Riram. Era uma ótima fuga, enquanto por fora conversavam amenidades sobre temperos e o tornozelo de Fernando, Bethina pensava em formas de sair dali o quanto antes, sem aquele confronto que queria fazer. Sabia que mais cedo ou mais tarde isso aconteceria, se conhecia a ponto de saber que logo ia falar.

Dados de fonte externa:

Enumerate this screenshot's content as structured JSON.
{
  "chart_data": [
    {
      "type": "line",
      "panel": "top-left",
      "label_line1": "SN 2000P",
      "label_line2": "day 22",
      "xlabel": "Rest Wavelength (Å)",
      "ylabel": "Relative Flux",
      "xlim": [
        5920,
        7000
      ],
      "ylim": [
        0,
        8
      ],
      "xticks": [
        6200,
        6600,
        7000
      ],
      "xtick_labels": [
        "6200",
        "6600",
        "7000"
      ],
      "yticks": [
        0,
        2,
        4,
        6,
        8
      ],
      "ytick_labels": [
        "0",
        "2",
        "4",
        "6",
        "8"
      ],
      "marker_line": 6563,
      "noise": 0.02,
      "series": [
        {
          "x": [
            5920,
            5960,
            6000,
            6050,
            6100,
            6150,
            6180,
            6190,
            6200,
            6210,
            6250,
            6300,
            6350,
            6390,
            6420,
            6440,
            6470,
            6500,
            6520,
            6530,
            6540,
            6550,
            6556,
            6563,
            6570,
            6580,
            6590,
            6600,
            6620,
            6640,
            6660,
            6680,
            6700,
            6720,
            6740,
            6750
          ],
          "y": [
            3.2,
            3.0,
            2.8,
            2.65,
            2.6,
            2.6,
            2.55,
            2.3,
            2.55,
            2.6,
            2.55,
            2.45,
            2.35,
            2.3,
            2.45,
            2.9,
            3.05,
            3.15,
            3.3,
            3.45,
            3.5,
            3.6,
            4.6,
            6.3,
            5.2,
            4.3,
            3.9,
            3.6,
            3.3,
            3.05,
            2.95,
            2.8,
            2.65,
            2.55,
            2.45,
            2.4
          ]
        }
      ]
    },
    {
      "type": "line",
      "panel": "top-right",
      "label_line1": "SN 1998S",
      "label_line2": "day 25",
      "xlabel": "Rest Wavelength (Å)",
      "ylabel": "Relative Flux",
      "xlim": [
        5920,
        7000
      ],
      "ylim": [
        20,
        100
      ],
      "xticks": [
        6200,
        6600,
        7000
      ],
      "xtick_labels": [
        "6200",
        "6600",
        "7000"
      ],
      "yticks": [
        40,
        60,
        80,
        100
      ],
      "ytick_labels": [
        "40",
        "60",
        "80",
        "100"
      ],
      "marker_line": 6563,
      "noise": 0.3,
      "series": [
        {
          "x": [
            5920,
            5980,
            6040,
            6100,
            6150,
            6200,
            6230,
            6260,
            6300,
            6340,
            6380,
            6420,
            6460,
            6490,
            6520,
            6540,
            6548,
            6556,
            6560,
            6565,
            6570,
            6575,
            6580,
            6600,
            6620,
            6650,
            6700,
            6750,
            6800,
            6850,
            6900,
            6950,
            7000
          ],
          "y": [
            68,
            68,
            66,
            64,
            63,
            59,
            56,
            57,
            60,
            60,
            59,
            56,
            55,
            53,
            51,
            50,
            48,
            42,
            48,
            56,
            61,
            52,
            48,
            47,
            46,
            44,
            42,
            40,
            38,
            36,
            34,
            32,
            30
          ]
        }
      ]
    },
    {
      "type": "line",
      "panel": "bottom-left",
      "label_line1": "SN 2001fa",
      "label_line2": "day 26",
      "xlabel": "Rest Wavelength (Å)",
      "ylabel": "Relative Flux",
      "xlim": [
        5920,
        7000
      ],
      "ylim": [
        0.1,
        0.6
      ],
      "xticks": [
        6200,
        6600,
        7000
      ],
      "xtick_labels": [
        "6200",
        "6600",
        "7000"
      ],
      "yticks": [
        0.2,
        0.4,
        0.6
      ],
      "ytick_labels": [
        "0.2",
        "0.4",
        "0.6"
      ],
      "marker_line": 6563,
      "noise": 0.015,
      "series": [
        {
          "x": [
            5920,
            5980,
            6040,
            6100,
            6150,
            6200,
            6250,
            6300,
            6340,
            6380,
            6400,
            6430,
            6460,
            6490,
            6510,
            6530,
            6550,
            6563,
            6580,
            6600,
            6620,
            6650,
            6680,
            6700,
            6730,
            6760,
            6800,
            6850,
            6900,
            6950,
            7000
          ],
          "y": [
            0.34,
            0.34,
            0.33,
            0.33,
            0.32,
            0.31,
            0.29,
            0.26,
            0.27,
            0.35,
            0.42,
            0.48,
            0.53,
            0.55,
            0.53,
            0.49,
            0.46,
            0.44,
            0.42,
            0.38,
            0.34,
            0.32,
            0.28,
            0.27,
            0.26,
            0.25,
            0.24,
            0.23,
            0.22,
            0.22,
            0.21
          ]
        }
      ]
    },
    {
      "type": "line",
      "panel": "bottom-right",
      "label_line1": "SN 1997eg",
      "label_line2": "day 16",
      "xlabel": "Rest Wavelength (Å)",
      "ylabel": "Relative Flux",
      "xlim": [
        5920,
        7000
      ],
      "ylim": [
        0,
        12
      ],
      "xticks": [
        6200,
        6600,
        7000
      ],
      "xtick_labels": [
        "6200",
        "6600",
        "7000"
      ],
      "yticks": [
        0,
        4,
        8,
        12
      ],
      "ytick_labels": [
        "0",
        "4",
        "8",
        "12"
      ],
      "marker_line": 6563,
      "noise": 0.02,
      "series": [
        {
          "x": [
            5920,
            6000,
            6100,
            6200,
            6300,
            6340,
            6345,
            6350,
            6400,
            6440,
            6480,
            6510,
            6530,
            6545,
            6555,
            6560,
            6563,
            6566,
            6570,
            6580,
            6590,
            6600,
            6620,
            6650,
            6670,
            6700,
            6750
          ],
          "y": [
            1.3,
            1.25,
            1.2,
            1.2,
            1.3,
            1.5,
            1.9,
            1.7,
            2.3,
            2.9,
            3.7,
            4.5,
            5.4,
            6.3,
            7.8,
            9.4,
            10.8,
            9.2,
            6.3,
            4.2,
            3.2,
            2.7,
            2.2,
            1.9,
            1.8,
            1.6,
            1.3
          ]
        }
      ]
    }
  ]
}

Por isso seu novo plano teria que dar certo agora.
- Bom, Fernando, eu vou indo então... - ela se esticou olhando o tornozelo dele, agora parecia algo pouco menos que uma bola de tênis - ... já sei que você vai ficar em boas mãos.
- Vou? - Ele a olhou com estranhamento - Como assim?
- Você não disse, eu também não perguntei... mas é meio óbvio que você tem alguém né.
- Claro que não - Fernando seguia com a cara desconfiada, ainda sem ter acordado completamente e em uma inocência - Não tô entendendo nada.
- Olha, Fernando, tudo bem, relaxa. - Ela se levantou - Sei que tem alguém que pode voltar a qualquer momento e...
- ... E não tem não - Com o passo cambaleante ele se aproximou - De onde tirou essa ideia?
- As roupas no varal, a casa limpa... - internamente ela sentia o coração despedaçar, mas era preciso tirar logo antes que a coisa ganhasse um contorno maior e se tornasse mais difícil de sair - ... fora as ropas no guarda-roupa, cara, é óbvio que você tem alguém!
- Quando foi que... - Ao mesmo tempo que Fernando queria que Bethina ficasse com ele porque ele também nutria algum sentimento por ela, tinha a ciência de que não poderia, sabia que ela não entenderia o crossdressismo e acharia que ele era qualquer coisa, menos um fetichista, alguém que apenas curtia as roupas e uma ou outra ação, mas na maior parte do tempo tinha mais desejos por mulheres do que por qualquer outra coisa - ... Você fuçou meu apartamento inteiro?
- Fucei sim - O tom de voz agora ganhava um tom tremido, nitidamente uma mágoa - agora vou nessa, se cuida.
E Bethina saiu pegando a bolsa e saindo porta afora. No elevador segurou as lágrimas que queriam cair a todo custo, enquanto o diminuto transporte seguia para o saguão chamou um carro pelo aplicativo que, esse sim, viu as lágrimas da jovem no trajeto até o apartamento dela.